Kelley Louise, founder & executive director of Impact Travel Alliance, US

 

Kelley Louise

Credit: Impact Travel Alliance

 

“The pandemic has essentially brought tourism—the world’s largest industry—to a standstill. The reverberations have been felt across the globe, and while its effects are devastating, the truth is that the industry wasn’t in such great shape prior to the coronavirus plaguing our headlines and world.

“Travel has the beautiful potential to empower local communities and protect our environment—but only when done so mindfully. The flip side of the narrative is an industry that exploits locals and underrepresented communities, as well as exacerbates the climate crisis. Look no further than a quick Google search on tourism leakage, overtourism and tourism’s carbon footprint to understand the array of problems.

“A realistic optimist, I am hopeful for the future. The pandemic has given us a moment to reflect on which version of the travel industry we want. Solutions exist, and a brighter future is within reach.

“As we set out to reset and rebuild, we have an opportunity and responsibility (both as travelers and as an industry) to create a stronger, more sustainable, resilient and inclusive industry.

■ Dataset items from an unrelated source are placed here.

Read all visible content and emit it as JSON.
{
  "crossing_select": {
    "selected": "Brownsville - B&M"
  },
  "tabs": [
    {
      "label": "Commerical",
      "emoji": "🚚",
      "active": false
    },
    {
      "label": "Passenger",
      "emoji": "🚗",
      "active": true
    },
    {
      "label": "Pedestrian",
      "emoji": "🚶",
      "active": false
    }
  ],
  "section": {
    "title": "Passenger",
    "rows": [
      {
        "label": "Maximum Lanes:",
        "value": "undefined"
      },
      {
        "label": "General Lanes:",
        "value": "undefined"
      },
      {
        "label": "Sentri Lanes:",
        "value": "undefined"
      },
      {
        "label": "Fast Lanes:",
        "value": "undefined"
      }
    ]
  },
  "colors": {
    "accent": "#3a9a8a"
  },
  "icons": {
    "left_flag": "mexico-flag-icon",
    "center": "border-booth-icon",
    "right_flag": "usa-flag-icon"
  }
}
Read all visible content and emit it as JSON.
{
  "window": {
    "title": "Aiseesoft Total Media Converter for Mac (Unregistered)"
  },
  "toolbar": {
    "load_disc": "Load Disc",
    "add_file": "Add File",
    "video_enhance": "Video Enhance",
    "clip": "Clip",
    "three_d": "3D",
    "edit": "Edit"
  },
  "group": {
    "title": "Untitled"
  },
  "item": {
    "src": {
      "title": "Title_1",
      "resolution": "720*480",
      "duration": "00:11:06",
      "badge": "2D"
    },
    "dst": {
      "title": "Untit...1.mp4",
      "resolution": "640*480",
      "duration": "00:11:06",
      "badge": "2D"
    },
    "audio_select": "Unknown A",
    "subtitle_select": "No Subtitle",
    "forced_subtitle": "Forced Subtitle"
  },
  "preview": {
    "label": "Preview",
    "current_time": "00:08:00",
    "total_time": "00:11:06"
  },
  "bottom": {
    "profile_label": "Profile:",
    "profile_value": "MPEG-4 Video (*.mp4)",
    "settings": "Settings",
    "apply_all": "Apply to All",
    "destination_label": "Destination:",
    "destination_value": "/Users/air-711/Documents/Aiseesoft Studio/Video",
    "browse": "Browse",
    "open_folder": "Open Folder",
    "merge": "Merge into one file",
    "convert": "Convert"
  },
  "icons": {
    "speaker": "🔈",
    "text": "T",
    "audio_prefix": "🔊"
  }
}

It will take dynamic ideas, bold action and unparalleled collaboration to bring a better industry to the mainstream. In particular, I’d emphasise the importance of including women and underrepresented communities as part of the conversation to rebuild.

“Our work is set out for us, and it will be a long and winding road to recovery, but we will be rewarded with deeper connections with humanity, more immersive and memorable experiences, and the opportunity to improve our world through something as universally appealing as travel.”

 

James Nadiope, CEO & Founder of Justice Tourism Foundation, Uganda

 

James Nadiope

Credit: GOOD travel blog

 

“First and foremost, we need to THINK SUSTAINABLY. The need to conserve and protect the environment, respect wildlife, flora, biodiversity, ecosystems and cultural diversity, and improve community livelihoods should be our priority if we want to see our tourism industry thrive back forward. Travelers should be educated on how to aid ecological conservation, economic development, cultural promotion, developing local communities and much more.

“Local people, especially those living around tourism destinations, should be included in the tourism-chain process because they are the engine for both wildlife and environmental conservation. Hence community-based tourism should be the basis if tourism is to thrive back forward.”